Le storie ci permettono, per pochi istanti, di svestire i nostri panni e di indossare quelli dei protagonisti, in una sorta di scambio empatico per provare a capire come ci si sente in un’altra condizione. Questo capita con le principesse per capire quanto si è importanti per i genitori (non è solo vanità!), da adolescenti con i personaggi “famosi”, per imparare a capire cosa e come mostrare la nostra vita agli altri. Una volta diventati grandi, questo accade con le persone che decidiamo di prendere coscientemente come modello: un professionista del mestiere che vorremmo intraprendere, un politico, un cantante o, se siamo fortunati, un Santo.

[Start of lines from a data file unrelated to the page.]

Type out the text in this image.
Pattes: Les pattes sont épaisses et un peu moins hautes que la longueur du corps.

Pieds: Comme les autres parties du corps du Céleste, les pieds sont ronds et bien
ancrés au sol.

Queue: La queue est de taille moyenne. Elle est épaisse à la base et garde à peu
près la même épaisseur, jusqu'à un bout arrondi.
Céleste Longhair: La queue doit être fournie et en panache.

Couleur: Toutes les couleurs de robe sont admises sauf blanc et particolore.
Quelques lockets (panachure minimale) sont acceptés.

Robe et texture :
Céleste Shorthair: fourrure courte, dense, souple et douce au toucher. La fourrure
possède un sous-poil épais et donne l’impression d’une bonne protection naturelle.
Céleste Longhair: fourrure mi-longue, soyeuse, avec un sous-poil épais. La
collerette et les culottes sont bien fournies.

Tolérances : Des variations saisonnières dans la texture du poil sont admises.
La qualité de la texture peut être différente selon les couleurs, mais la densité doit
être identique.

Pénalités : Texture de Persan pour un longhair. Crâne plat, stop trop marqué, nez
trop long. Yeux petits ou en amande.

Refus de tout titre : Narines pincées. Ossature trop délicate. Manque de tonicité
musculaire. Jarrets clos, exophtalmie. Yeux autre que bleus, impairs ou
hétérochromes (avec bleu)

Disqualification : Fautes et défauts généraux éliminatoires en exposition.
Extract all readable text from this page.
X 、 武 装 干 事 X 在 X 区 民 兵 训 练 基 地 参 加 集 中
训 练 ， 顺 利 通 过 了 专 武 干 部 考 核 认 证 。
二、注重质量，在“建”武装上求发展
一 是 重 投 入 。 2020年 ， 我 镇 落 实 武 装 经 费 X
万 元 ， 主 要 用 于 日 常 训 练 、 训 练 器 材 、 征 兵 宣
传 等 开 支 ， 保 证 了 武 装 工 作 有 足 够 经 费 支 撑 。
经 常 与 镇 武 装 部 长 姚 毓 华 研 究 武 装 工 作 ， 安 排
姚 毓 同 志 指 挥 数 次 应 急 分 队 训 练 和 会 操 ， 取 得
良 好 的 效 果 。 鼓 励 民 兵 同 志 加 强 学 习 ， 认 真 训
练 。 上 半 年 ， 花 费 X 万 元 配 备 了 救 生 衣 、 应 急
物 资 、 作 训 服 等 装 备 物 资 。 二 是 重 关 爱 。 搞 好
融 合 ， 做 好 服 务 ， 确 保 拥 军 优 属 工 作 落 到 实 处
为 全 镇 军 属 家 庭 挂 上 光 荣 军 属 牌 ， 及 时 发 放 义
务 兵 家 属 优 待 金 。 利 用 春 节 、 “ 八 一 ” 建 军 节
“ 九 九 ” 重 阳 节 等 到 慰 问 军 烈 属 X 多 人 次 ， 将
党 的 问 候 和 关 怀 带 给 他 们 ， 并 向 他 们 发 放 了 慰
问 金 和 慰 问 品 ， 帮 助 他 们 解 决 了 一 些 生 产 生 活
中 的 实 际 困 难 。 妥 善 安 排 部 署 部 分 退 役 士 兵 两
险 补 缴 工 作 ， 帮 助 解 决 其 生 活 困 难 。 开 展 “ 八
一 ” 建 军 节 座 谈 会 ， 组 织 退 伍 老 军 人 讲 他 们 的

Per questo leggere le storie dei Santi è fondamentale: in questa “empatia” creata dalla narrazione siamo in grado, mentre viviamo la nostra vita, di chiederci: «Come si sarebbe comportato in questa occasione?», che poi vuol dire: «Come si sarebbe comportato Gesù in questo caso?».

Proprio così, perché quella Storia è il riferimento per le nostre storie e il nostro compito di battezzati è proprio quello di trovare il modo più adatto a chi ascolta, di raccontare quella Storia, perché possa essere ascoltata, compresa e diventare relazione con il Salvatore. Altro che principe azzurro!